Okay, so now you have to evolve fully into Army football. Go wishbone, full house, and run every snap out of the pistol. Convert Ryan Kerrigan and Montez Sweat to blocking tight ends -- you're gonna possess the ball for 43 minutes a game, might as well let them see the field. Put Landon Collins in at fullback and trade all of your receivers except for Trey Quinn, who will see 23 targets (all on 3rd down) and catch 21 balls for 21 conversions. The league is getting smaller, faster, spread-i-er -- and it's leaving you in the dust. So zig opposite the zag, Washington, you hopeless and forsaken team.
Run the ball. Up the middle and with a grinder's mentality. Passing is for cowards who can't protect a three-point lead.
How The Redskins Won Super Bowl 54
In an effort to complete their option package, the Redskins trade for RGIII again, and by Week 14 he breaks the single-season rushing record for QBs.
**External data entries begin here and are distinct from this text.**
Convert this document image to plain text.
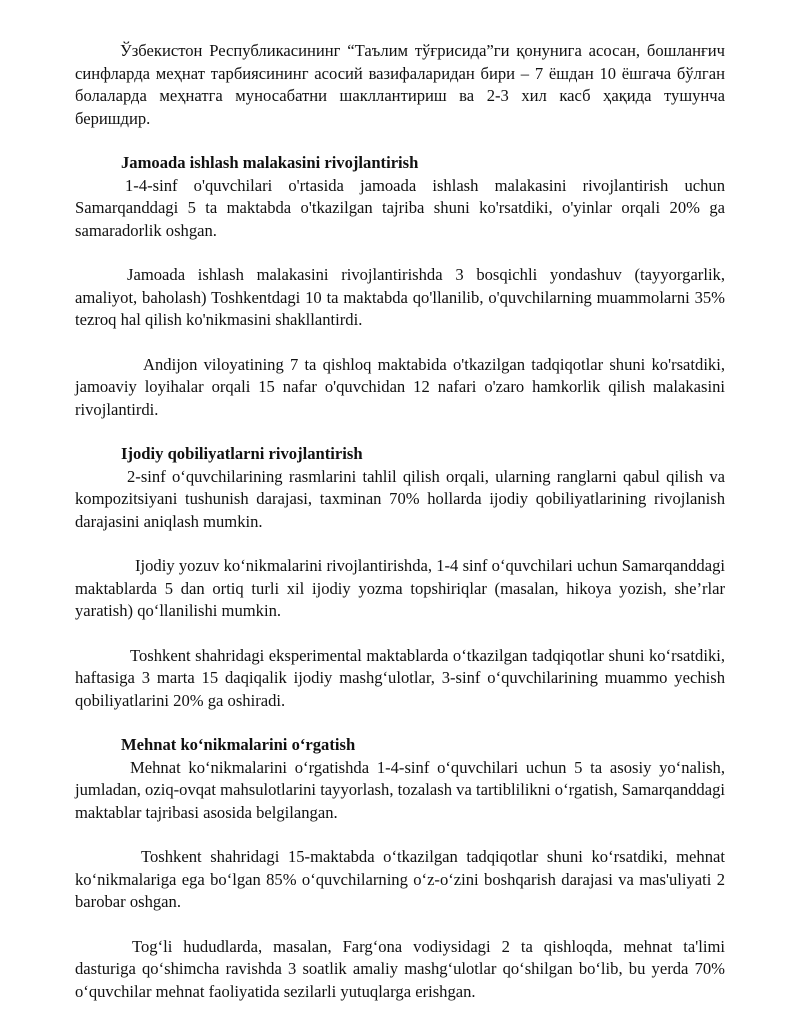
Ўзбекистон Республикасининг “Таълим тўғрисида”ги қонунига асосан, бошланғич синфларда меҳнат тарбиясининг асосий вазифаларидан бири – 7 ёшдан 10 ёшгача бўлган болаларда меҳнатга муносабатни шакллантириш ва 2-3 хил касб ҳақида тушунча беришдир.

Jamoada ishlash malakasini rivojlantirish

1-4-sinf o'quvchilari o'rtasida jamoada ishlash malakasini rivojlantirish uchun Samarqanddagi 5 ta maktabda o'tkazilgan tajriba shuni ko'rsatdiki, o'yinlar orqali 20% ga samaradorlik oshgan.

Jamoada ishlash malakasini rivojlantirishda 3 bosqichli yondashuv (tayyorgarlik, amaliyot, baholash) Toshkentdagi 10 ta maktabda qo'llanilib, o'quvchilarning muammolarni 35% tezroq hal qilish ko'nikmasini shakllantirdi.

Andijon viloyatining 7 ta qishloq maktabida o'tkazilgan tadqiqotlar shuni ko'rsatdiki, jamoaviy loyihalar orqali 15 nafar o'quvchidan 12 nafari o'zaro hamkorlik qilish malakasini rivojlantirdi.

Ijodiy qobiliyatlarni rivojlantirish

2-sinf o‘quvchilarining rasmlarini tahlil qilish orqali, ularning ranglarni qabul qilish va kompozitsiyani tushunish darajasi, taxminan 70% hollarda ijodiy qobiliyatlarining rivojlanish darajasini aniqlash mumkin.

Ijodiy yozuv ko‘nikmalarini rivojlantirishda, 1-4 sinf o‘quvchilari uchun Samarqanddagi maktablarda 5 dan ortiq turli xil ijodiy yozma topshiriqlar (masalan, hikoya yozish, she’rlar yaratish) qo‘llanilishi mumkin.

Toshkent shahridagi eksperimental maktablarda o‘tkazilgan tadqiqotlar shuni ko‘rsatdiki, haftasiga 3 marta 15 daqiqalik ijodiy mashg‘ulotlar, 3-sinf o‘quvchilarining muammo yechish qobiliyatlarini 20% ga oshiradi.

Mehnat ko‘nikmalarini o‘rgatish

Mehnat ko‘nikmalarini o‘rgatishda 1-4-sinf o‘quvchilari uchun 5 ta asosiy yo‘nalish, jumladan, oziq-ovqat mahsulotlarini tayyorlash, tozalash va tartiblilikni o‘rgatish, Samarqanddagi maktablar tajribasi asosida belgilangan.

Toshkent shahridagi 15-maktabda o‘tkazilgan tadqiqotlar shuni ko‘rsatdiki, mehnat ko‘nikmalariga ega bo‘lgan 85% o‘quvchilarning o‘z-o‘zini boshqarish darajasi va mas'uliyati 2 barobar oshgan.

Tog‘li hududlarda, masalan, Farg‘ona vodiysidagi 2 ta qishloqda, mehnat ta'limi dasturiga qo‘shimcha ravishda 3 soatlik amaliy mashg‘ulotlar qo‘shilgan bo‘lib, bu yerda 70% o‘quvchilar mehnat faoliyatida sezilarli yutuqlarga erishgan.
The Redskins beat the Rams in the NFC Championship Game 7-0 -- the Rams get two offensive possessions all game, and McVay's left frothing at the podium at 2:30 A.M., demanding all the blame for the loss -- before facing Patrick Mahomes and the Chiefs in Super Bowl 54. They let Kansas City score on the first drive before lifting their brush and palette and executing the longest drive in NFL history: 56 minutes and 24 seconds. With :00 on the clock, they attempt a 2-pt conversion -- as was recommended by their now robust analytics department -- and win 8-7.
How many universes does this happen in?
None out of 1000. The Redskins are bad.
How does it all go wrong?
By starting the season strong-ish (again) only to face legit opponents by midseason and watch everything come crashing down. Just this time, their QB won't get injured.